Les habitants de nos campagnes étaient fort attachés à ce culte et, lorsque le clergé essayait de le supprimer, il avait affaire à forte partie. C'est ainsi que le prieur de Sennely, en Sologne, nous conte dans ses curieux mémoires qu'en 1682 l'évêque d'Orléans lui donna l'ordre d'enterrer dans le cimetière une statue de saint Antoine flanqué de son compagnon à quatre pattes, jugée indécente par les prélats du grand siècle.
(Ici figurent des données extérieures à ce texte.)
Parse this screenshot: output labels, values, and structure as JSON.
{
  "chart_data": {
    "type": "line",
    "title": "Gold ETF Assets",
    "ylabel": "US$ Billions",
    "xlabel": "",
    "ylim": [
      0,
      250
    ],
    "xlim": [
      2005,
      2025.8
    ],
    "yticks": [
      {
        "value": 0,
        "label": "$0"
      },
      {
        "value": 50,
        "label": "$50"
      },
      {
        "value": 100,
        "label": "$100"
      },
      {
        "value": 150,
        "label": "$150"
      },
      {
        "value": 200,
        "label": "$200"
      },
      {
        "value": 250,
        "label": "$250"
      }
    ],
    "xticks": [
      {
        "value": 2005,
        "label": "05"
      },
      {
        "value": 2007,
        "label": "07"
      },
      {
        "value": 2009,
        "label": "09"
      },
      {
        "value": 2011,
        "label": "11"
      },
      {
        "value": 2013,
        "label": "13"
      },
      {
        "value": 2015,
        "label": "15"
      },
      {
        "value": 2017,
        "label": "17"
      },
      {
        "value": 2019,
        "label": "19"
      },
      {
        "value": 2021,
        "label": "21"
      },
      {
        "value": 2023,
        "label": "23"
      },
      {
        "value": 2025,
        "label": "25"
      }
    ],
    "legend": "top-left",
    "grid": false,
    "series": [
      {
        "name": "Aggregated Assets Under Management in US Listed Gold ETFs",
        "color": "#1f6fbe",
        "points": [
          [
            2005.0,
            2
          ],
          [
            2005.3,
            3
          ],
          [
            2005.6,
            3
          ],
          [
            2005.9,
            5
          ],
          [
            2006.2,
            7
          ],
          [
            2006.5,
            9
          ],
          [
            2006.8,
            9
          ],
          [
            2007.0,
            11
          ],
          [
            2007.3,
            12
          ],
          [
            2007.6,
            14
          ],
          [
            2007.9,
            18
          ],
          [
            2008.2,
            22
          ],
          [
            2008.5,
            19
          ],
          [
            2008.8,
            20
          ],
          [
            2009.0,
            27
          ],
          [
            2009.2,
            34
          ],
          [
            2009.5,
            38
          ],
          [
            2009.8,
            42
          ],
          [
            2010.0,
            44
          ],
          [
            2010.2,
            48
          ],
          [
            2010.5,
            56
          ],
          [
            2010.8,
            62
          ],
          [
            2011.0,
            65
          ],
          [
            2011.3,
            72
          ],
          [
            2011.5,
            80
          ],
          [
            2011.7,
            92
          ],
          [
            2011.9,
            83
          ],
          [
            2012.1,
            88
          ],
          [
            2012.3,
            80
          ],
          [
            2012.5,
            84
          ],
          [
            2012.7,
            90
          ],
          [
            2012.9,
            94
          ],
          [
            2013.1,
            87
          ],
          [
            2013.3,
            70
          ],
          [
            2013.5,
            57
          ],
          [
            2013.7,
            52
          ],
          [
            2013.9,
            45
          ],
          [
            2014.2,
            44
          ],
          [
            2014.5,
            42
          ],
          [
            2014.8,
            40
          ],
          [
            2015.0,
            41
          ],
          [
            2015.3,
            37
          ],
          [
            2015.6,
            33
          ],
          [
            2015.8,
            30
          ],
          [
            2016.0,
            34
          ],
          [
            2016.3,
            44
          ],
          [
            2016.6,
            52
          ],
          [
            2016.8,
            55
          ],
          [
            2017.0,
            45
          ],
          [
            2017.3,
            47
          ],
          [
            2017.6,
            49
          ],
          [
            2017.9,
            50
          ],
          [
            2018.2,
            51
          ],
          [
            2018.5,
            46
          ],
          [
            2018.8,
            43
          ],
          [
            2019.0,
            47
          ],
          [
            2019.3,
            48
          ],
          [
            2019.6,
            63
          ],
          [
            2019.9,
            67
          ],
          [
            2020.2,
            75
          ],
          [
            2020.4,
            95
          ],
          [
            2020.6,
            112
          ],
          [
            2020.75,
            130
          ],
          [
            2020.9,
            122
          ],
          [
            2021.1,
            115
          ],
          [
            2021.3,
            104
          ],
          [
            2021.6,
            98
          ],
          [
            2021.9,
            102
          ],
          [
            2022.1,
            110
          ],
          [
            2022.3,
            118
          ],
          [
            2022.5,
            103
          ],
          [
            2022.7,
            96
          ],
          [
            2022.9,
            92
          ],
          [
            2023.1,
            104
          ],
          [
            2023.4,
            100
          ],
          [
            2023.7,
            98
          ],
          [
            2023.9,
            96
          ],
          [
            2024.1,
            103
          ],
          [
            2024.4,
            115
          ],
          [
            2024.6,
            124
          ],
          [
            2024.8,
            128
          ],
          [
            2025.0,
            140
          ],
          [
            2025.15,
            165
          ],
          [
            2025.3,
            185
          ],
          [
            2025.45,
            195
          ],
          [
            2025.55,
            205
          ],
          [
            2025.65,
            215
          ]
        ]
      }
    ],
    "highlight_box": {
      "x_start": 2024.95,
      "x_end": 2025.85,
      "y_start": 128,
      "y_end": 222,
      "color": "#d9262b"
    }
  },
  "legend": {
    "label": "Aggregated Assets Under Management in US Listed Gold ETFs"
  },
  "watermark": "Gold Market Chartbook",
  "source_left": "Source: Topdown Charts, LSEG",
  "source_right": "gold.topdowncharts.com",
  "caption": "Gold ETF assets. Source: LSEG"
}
Le curé voulut obéir, mais les femmes firent alors un tel tapage qu'il dut transiger ! Il ajoute d'ailleurs fort pertinemment : « La dévotion qu'on avoit à saint Antoine étoit utile à la fabrique et au prieur ; car nul habitant ne manquoit de faire don à saint Antoine ou plutôt peut-être à son cochon, de quelque gros morceau de leurs cochons qui tournoit au profit de l'église et du prieur qui en vendoient pour quarante ou cinquante livres. » Ces aumônes — intéressées — permettaient bien souvent à un pauvre prêtre de campagne de subsister. De nombreux documents attestent l'attachement des populations rurales à leurs images. Lorsqu'on vendit, en 1852, le mobilier de la petite commanderie de la Chassaigne, en Berry, les femmes vinrent, une dernière fois, vénérer en pleurant la statue du bon saint Antoine ...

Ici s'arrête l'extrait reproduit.